I would like for this to not happen anymore. I'd rather accept a slightly bigger error throughout the whole function domain then have the majority of points with null error but some local points that are completely off. As a requirement, the network topology shall be kept rather "easy" so I would not like to increase the number of layers and/or neurons per layer. As a side node, I've also tried to increase the topology complexity a little bit (i.e. 15 neurons per hidden layer and adding a 4th hidden layer) obtaining slighlty better results but still unacceptable error around the steepest points of the function.

I've got two ideas for now:

  1. Use a different loss-function $\mathcal{L}$
  2. Sample the dataset $(x_1,x_2)$ more frequently around steepest regions, and less frequently where the function is rather smooth and flat

First option

A different loss-function to be adopted. I'm not very familiar with loss-function that might help solve my problem, some rather quick research yielded no good results and I found no significant literature highlighting this kind of problem. I initially thought of something of the likes of

$$ \mathcal{L} = \frac{1}{K}\sum_{i=1}^K(y_i-\hat{y}_i)^2 + \mu\, max\{\boldsymbol{\epsilon}_y\} $$ where $\mu$ is some tuned parameter that penalizes the maximum error. I'm not sure if this makes sense and if it increases the training complexity to the extent that the training process runs in no convergence territory.

Second option

I am not sure how to formalize the undersampling where the function is smooth and flat, I imagine that some kernel used for image processing (edge detection kind of kernels of some sort?) might be helpful but I'm in completely unknown territory.

Conclusion

I'm looking for some insight and ideas (literature results or analogous cases linked are a huge plus!) for solving this curious problems.

Thanks for the help!

1

There are 1 best solutions below

0
On

I've had this problem before for predicting time-domain signals. The objective was to have as close an output time-domain signal. The initial training with MSE loss provided an output signal with many pertubations in it.

A useful try of trying to reduce pertubations in certain output errors is:

$\mathcal{L} = abs(\int_{n_0}^{n_N} F_0^N (\hat{y}) - \int_{n_0}^{n_N} F_0^N (y))$

where $F$ is the function resulting from $y$ and $\hat{y}$, for $0$ to $N$ points $n$, $y \in \mathcal{R^D}$. Following which, some scaling can be done.

This way, the network will minimise for all differences in $\hat{y} - y$ values.
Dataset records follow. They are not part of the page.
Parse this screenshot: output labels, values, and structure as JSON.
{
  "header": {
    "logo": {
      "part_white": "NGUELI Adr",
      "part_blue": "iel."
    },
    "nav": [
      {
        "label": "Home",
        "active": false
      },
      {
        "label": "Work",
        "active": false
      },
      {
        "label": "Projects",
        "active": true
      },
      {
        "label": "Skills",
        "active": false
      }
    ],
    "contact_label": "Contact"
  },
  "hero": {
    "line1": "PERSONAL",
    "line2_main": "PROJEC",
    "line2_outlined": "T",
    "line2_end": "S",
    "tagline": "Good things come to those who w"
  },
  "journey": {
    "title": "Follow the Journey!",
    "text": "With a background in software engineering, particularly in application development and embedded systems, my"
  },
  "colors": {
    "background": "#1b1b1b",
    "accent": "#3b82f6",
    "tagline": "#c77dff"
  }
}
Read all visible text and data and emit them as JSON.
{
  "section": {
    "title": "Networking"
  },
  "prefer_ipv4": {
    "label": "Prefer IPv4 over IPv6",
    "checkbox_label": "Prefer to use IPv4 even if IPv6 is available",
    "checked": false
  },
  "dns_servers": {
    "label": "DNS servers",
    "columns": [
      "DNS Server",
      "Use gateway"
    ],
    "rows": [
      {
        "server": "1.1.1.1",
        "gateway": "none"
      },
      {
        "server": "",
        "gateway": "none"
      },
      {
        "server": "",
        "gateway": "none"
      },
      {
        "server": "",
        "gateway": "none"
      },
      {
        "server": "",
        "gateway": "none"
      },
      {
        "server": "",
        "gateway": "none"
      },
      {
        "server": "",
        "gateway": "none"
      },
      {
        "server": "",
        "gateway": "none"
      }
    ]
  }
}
A linear combination of both of these loss functions can also be used.

Ultimately, the network will train for the provided loss function and minimise that loss function; that said, it will also depend on the data and how the network is able to converge for that given dataset.

If the data is extremely nonlinear, increasing the network size might help to reduce the pertubations.